Mayors convene for Bloomberg City Data Alliance

Bloomberg Philanthropies has convened 22 mayors from seven countries across the Americas as the first cohort of the City Data Alliance—a program of the Bloomberg Cities partnership with Johns Hopkins University—promoting the use of data to inform decision making, improve services, enhance equity, and improve the lives of communities.

Through a $60 million investment announced in March 2022, mayors from each city will receive executive education and expert coaching to build their leadership skills around using data. In addition, senior staff from each city will receive training around critical data-capacity skill sets such as performance management, procurement, evaluation, and data as a service, with the goal of helping cities detect problems earlier, manage resources more effectively, and target resources to those who need them. A total of 100 cities will be invited to join the alliance over the next two years.

The selected cohort has already demonstrated a commitment to using data to drive impact in their cities, said Beth Blauer, Johns Hopkins University associate vice provost for public sector innovation and a leader of the new program. “But the reality is that no city has fully integrated this practice across all of their work.

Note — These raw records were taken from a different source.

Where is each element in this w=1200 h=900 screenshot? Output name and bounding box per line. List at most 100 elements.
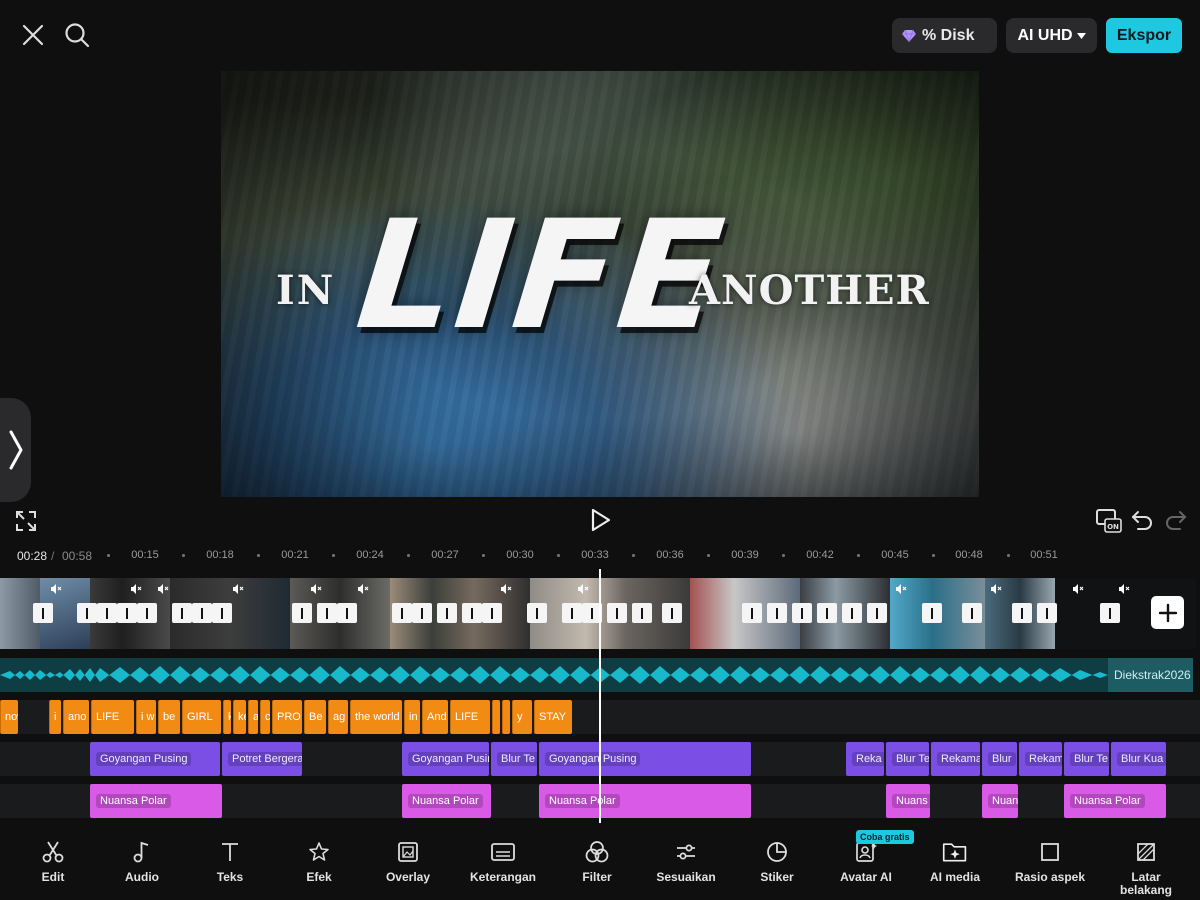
clip-transition-marker[interactable] xyxy=(1037,603,1057,623)
video-preview[interactable]: IN LIFE ANOTHER xyxy=(221,71,979,497)
clip-transition-marker[interactable] xyxy=(792,603,812,623)
mute-icon[interactable] xyxy=(895,583,907,595)
clip-transition-marker[interactable] xyxy=(632,603,652,623)
text-clip[interactable]: in xyxy=(404,700,420,734)
export-button[interactable]: Ekspor xyxy=(1106,18,1182,53)
clip-transition-marker[interactable] xyxy=(922,603,942,623)
quality-dropdown[interactable]: AI UHD xyxy=(1006,18,1097,53)
text-clip[interactable]: PRO xyxy=(272,700,302,734)
filter-clip[interactable]: Nuan xyxy=(982,784,1018,818)
mute-icon[interactable] xyxy=(50,583,62,595)
text-clip[interactable]: ag xyxy=(328,700,348,734)
clip-transition-marker[interactable] xyxy=(607,603,627,623)
mute-icon[interactable] xyxy=(1072,583,1084,595)
text-clip[interactable]: ke xyxy=(233,700,246,734)
effect-clip[interactable]: Goyangan Pusing xyxy=(90,742,220,776)
text-clip[interactable]: LIFE xyxy=(91,700,134,734)
text-clip[interactable]: now xyxy=(0,700,18,734)
tool-edit[interactable]: Edit xyxy=(8,839,98,884)
preview-on-toggle[interactable]: ON xyxy=(1095,508,1123,534)
effect-clip[interactable]: Rekam xyxy=(1019,742,1062,776)
tool-ai-media[interactable]: AI media xyxy=(910,839,1000,884)
clip-transition-marker[interactable] xyxy=(117,603,137,623)
tool-avatar-ai[interactable]: Avatar AI xyxy=(821,839,911,884)
mute-icon[interactable] xyxy=(310,583,322,595)
text-clip[interactable]: GIRL xyxy=(182,700,221,734)
mute-icon[interactable] xyxy=(1118,583,1130,595)
mute-icon[interactable] xyxy=(130,583,142,595)
tool-overlay[interactable]: Overlay xyxy=(363,839,453,884)
clip-transition-marker[interactable] xyxy=(292,603,312,623)
tool-background[interactable]: Latar belakang xyxy=(1101,839,1191,897)
redo-button[interactable] xyxy=(1164,508,1188,532)
clip-transition-marker[interactable] xyxy=(1012,603,1032,623)
playhead[interactable] xyxy=(599,569,601,823)
clip-transition-marker[interactable] xyxy=(527,603,547,623)
text-clip[interactable]: i xyxy=(49,700,61,734)
effect-clip[interactable]: Reka xyxy=(846,742,884,776)
close-button[interactable] xyxy=(15,17,51,53)
text-clip[interactable]: y xyxy=(512,700,532,734)
text-clip[interactable]: And xyxy=(422,700,448,734)
text-clip[interactable]: c xyxy=(260,700,270,734)
clip-transition-marker[interactable] xyxy=(192,603,212,623)
tool-aspect-ratio[interactable]: Rasio aspek xyxy=(1005,839,1095,884)
effect-clip[interactable]: Blur xyxy=(982,742,1017,776)
clip-transition-marker[interactable] xyxy=(437,603,457,623)
clip-transition-marker[interactable] xyxy=(742,603,762,623)
effect-clip[interactable]: Potret Bergerak xyxy=(222,742,302,776)
mute-icon[interactable] xyxy=(232,583,244,595)
tool-effects[interactable]: Efek xyxy=(274,839,364,884)
text-clip[interactable]: a xyxy=(248,700,258,734)
side-panel-toggle[interactable] xyxy=(0,398,31,502)
filter-clip[interactable]: Nuans xyxy=(886,784,930,818)
discount-button[interactable]: % Disk xyxy=(892,18,997,53)
effect-clip[interactable]: Blur Te xyxy=(1064,742,1109,776)
text-clip[interactable] xyxy=(502,700,510,734)
text-clip[interactable]: Be xyxy=(304,700,326,734)
clip-transition-marker[interactable] xyxy=(962,603,982,623)
text-clip[interactable]: STAY xyxy=(534,700,572,734)
mute-icon[interactable] xyxy=(500,583,512,595)
effect-clip[interactable]: Goyangan Pusing xyxy=(539,742,751,776)
clip-transition-marker[interactable] xyxy=(392,603,412,623)
clip-transition-marker[interactable] xyxy=(767,603,787,623)
clip-transition-marker[interactable] xyxy=(137,603,157,623)
clip-transition-marker[interactable] xyxy=(482,603,502,623)
filter-clip[interactable]: Nuansa Polar xyxy=(402,784,491,818)
clip-transition-marker[interactable] xyxy=(662,603,682,623)
clip-transition-marker[interactable] xyxy=(33,603,53,623)
filter-clip[interactable]: Nuansa Polar xyxy=(90,784,222,818)
effect-clip[interactable]: Blur Kua xyxy=(1111,742,1166,776)
mute-icon[interactable] xyxy=(357,583,369,595)
effect-clip[interactable]: Blur Te xyxy=(491,742,537,776)
clip-transition-marker[interactable] xyxy=(562,603,582,623)
filter-clip[interactable]: Nuansa Polar xyxy=(1064,784,1166,818)
effect-clip[interactable]: Goyangan Pusing xyxy=(402,742,489,776)
tool-captions[interactable]: Keterangan xyxy=(458,839,548,884)
tool-filter[interactable]: Filter xyxy=(552,839,642,884)
time-ruler[interactable]: 00:28 / 00:58 00:15 00:18 00:21 00:24 00… xyxy=(0,543,1200,568)
filter-clip[interactable]: Nuansa Polar xyxy=(539,784,751,818)
clip-transition-marker[interactable] xyxy=(212,603,232,623)
clip-transition-marker[interactable] xyxy=(842,603,862,623)
undo-button[interactable] xyxy=(1130,508,1154,532)
tool-adjust[interactable]: Sesuaikan xyxy=(641,839,731,884)
clip-transition-marker[interactable] xyxy=(317,603,337,623)
effect-clip[interactable]: Rekama xyxy=(931,742,980,776)
text-clip[interactable]: i w xyxy=(136,700,156,734)
mute-icon[interactable] xyxy=(577,583,589,595)
add-clip-button[interactable] xyxy=(1151,596,1184,629)
tool-sticker[interactable]: Stiker xyxy=(732,839,822,884)
text-clip[interactable] xyxy=(492,700,500,734)
clip-transition-marker[interactable] xyxy=(97,603,117,623)
audio-track[interactable]: Diekstrak2026 xyxy=(0,658,1193,692)
fullscreen-button[interactable] xyxy=(14,509,38,533)
clip-transition-marker[interactable] xyxy=(867,603,887,623)
video-track[interactable] xyxy=(0,578,1196,649)
text-clip[interactable]: k xyxy=(223,700,231,734)
clip-transition-marker[interactable] xyxy=(172,603,192,623)
tool-audio[interactable]: Audio xyxy=(97,839,187,884)
clip-transition-marker[interactable] xyxy=(462,603,482,623)
text-clip[interactable]: ano xyxy=(63,700,89,734)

The objective is not just to help cities, but to help the field demonstrate what having a comprehensive citywide data strategy means, and what it means to have a workforce that’s able to deliver on it,” she added.

As one example, the City of Tulsa, Oklahoma, using an annual review of 50 key data points to inform changes in policy, has shown a quantifiable reduction in racial disparities in income and life expectancy since 2018. “We are at an important inflection point,” said Tulsa mayor G.T. Bynum, an alliance participant. “We have developed buy-in with our senior leadership team, with our department directors, and with the residents of Tulsa in the value of using data for our city government in making decisions and improving performance of city services. But we’re ready to take that work to the next level. And our participation in this alliance will continue that work.”